Here, in answer to those who declared that there was
obscenity in the fact of Christ’s birth through
the sexual organs of a woman, Rufinus replies that
God created the sexual organs, and that “it is
not Nature but merely human opinion which teaches
that these parts are obscene. For the rest, all
the parts of the body are made from the same clay,
whatever differences there may be in their uses and
functions."[57] He looks at the matter, we see, piously
indeed, but naturally and simply, like Clement, and
not, like Augustine, through the distorting medium
of a theological system. Athanasius, in the Eastern
Church, spoke in the same sense as Rufinus in the
Western Church. A certain monk named Amun had
been much grieved by the occurrence of seminal emissions
during sleep, and he wrote to Athanasius to inquire
if such emissions are a sin.
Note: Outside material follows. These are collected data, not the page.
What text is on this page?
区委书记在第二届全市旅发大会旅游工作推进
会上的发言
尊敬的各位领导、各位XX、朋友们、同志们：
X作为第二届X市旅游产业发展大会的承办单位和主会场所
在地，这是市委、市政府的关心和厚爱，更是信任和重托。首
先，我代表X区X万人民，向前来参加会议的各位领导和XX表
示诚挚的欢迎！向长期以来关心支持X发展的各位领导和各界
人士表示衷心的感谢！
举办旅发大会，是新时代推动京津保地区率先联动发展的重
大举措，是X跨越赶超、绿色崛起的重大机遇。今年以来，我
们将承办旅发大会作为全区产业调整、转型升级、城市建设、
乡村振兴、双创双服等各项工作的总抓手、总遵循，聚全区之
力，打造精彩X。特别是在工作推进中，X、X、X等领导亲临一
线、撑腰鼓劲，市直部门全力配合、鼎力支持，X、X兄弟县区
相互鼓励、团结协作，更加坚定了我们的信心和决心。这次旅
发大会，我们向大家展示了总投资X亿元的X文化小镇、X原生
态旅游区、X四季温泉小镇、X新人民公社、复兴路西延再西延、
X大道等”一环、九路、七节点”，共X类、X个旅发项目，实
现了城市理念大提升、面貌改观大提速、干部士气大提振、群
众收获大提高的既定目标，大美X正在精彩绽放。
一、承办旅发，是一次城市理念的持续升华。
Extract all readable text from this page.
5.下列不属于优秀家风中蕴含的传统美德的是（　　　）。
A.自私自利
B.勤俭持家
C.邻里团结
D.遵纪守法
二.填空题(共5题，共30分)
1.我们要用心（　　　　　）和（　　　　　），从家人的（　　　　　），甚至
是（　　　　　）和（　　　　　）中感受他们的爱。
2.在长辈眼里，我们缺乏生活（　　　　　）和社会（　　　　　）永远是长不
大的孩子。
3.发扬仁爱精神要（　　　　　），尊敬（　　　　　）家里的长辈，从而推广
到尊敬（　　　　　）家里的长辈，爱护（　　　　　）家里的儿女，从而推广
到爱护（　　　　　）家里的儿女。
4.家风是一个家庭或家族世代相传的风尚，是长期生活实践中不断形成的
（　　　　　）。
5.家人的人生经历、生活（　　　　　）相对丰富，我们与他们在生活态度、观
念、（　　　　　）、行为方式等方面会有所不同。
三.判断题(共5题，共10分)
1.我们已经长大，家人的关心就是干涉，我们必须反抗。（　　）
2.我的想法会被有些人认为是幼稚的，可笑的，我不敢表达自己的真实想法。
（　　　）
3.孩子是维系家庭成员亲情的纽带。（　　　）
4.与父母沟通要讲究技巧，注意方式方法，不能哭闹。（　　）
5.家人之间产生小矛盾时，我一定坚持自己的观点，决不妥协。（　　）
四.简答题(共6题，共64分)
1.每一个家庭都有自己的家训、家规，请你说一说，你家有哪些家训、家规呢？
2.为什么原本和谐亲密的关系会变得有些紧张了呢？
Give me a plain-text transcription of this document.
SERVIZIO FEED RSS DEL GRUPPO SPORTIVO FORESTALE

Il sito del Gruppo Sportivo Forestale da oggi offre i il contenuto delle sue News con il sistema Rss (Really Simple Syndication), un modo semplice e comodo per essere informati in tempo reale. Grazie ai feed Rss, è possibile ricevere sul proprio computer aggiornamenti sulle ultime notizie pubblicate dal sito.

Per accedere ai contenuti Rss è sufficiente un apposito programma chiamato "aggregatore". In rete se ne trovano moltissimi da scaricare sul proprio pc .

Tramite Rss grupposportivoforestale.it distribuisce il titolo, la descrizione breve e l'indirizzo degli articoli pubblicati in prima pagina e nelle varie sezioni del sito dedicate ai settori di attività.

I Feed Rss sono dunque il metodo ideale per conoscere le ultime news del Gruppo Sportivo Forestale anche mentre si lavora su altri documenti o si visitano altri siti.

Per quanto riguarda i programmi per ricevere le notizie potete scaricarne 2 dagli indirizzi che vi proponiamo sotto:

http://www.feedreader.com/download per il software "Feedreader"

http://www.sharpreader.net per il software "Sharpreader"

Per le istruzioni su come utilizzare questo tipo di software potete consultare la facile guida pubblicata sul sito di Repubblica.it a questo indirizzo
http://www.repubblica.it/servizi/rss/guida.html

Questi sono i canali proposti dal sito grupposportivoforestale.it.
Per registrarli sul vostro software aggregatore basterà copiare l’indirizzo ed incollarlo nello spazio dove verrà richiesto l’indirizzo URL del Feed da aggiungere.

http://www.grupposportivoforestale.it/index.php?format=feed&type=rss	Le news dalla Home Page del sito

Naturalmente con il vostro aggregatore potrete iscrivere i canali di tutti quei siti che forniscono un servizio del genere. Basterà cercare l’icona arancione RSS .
In the letter he
wrote in reply, Athanasius seeks to reassure Amun.
“All things,” he tells him, “are
pure to the pure. For what, I ask, dear and pious
friend, can there be sinful or naturally impure in
excrement? Man is the handwork of God. There
is certainly nothing in us that is impure."[58] We
feel as we read these utterances that the seeds of
prudery and pruriency are already alive in the popular
mind, but yet we see also that some of the most distinguished
thinkers of the early Christian Church, in striking
contrast to the more morbid and narrow-minded mediaeval
ascetics, clearly stood aside from the popular movement.
On the whole, they were submerged because Christianity,
like Buddhism, had in it from the first a germ that
lent itself to ascetic renunciation, and the sexual
life is always the first impulse to be sacrificed
to the passion for renunciation. But there were
other germs also in Christianity, and Luther, who
in his own plebeian way asserted the rights of the
body, although he broke with mediaeval asceticism,
by no means thereby cast himself off from the traditions
of the early Christian Church.
I have thought it worth while to bring forward this
evidence, although I am perfectly well aware that
the facts of Nature gain no additional support from
the authority of the Fathers or even of the Bible.
Nature and humanity existed before the Bible and would
continue to exist although the Bible should be forgotten.
But the attitude of Christianity on this point has
so often been unreservedly condemned that it seems
as well to point out that at its finest moments, when
it was a young and growing power in the world, the
utterances of Christianity were often at one with those
of Nature and reason. There are many, it may
be added, who find it a matter of consolation that
in following the natural and rational path in this
matter they are not thereby altogether breaking with
the religious traditions of their race.